A pluggable namespace with any kind of entity plugging in
In fact, the Graph API approach taken by Facebook follows a series of discussions by people now scattered across the industry where the key concept was one of creating a uniform pluggable namespace with “any” kind of entity plugging in (ideas came from many sources including the design of the Azure Service Bus).
Nishant and others have posed the question as to whether such a multidimensional protocol could do what SCIM does. And my intuition is that if it really is multidimensional it should be able to provide the necessary functionality. Yet I don't think that diminishes in any way the importance of or the need for SCIM as a specialized protocol. Paradoxically it is the very importance of the multidimensional approach that explains this.
Let's have a thought experiment.
Let's begin with the assumption that a multidimensional protocol is one of the great requirements of our time. It then seems inevitable to me that we will continue to see the emergence of a number of different proposals for what it should be. Human nature and the angels of competition dictate that different players in the cloud will align themselves with different proposals.
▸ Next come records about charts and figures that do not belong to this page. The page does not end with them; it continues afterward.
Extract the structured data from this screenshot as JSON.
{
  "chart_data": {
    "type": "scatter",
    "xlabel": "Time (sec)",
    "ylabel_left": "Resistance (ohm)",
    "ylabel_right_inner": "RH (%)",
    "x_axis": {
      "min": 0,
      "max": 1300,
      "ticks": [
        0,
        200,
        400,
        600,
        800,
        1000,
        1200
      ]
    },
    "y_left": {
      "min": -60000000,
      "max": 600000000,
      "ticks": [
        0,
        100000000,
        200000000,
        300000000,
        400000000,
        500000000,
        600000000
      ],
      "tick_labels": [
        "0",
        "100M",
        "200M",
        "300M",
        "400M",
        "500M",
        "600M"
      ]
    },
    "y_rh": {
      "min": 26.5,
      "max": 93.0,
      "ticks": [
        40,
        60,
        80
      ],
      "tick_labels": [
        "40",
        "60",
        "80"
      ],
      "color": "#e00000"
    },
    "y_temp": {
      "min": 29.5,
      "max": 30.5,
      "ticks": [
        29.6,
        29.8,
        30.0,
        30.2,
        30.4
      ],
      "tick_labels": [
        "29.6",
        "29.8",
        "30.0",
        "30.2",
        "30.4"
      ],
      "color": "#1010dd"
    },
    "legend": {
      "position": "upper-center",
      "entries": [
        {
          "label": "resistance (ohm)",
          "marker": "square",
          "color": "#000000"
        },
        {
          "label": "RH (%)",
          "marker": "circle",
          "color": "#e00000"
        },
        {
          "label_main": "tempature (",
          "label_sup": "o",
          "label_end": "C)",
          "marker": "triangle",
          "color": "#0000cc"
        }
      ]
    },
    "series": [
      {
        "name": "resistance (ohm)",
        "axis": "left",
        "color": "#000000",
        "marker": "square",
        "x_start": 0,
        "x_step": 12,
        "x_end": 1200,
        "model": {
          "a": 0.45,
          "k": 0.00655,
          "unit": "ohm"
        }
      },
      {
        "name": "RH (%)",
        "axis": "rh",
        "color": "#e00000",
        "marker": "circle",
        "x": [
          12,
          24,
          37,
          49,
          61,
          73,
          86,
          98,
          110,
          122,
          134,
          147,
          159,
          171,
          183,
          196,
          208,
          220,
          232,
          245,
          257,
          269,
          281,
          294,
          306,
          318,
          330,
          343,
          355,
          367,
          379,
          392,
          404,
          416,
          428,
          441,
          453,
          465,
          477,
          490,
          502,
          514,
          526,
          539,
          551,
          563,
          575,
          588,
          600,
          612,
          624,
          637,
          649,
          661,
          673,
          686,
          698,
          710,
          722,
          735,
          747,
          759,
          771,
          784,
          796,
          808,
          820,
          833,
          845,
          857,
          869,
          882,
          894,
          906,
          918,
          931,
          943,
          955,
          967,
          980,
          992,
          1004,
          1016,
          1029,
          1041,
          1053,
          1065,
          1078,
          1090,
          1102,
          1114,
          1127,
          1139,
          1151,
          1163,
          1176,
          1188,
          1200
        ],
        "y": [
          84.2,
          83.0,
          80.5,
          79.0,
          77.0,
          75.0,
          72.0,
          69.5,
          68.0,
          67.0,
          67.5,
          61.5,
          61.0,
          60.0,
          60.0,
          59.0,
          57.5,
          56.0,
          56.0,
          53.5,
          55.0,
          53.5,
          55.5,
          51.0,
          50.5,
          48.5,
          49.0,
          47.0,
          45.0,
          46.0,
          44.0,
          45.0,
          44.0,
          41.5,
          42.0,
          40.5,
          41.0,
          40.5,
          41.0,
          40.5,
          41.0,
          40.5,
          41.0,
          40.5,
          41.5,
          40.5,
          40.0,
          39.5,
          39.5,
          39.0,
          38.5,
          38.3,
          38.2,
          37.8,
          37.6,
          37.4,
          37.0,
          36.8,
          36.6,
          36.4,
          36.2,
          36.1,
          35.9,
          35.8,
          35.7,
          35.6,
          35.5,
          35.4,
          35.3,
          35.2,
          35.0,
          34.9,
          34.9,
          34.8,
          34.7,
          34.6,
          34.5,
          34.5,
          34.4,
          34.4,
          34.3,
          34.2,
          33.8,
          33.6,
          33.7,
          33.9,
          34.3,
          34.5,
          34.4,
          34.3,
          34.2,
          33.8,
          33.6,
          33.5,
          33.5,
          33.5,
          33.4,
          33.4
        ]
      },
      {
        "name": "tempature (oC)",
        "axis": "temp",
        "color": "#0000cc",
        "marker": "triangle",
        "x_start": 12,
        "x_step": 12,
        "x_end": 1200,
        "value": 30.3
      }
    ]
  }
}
Ultimately we will see convergence – but that will take a while. Question: How are we do cloud provisioning in the meantime? Does everyone have to implement every multidimensional protocol proposal? Fail!
So pragmatism calls for us to have a widely accepted and extremely focused way of doing provisioning that “makes it fast, cheap and easy to move users in to, out of and around the cloud”.
Meanwhile, allow developers to combine identity information with information about machines, services, web sites, databases, file systems, and line of business applications through multidimensional protocols and APIs like the Facebook and the Windows Azure Active Directory Graph APIs. For those who are interested, you can begin exploring our Graph API here: Windows Azure AD Graph Explorer (hosted in Windows Azure) (Select ‘Use Demo Company’ unless you have your own Azure directory and have gone through the steps to give the explorer permission to see it…)
To me, the goals of SCIM and the goals of the Graph API are entirely complementary and the protocols should coexist peacefully. We can even try to find synergy and ways to make things like schema elements align so as to make it as easy as possible to move between one and the other.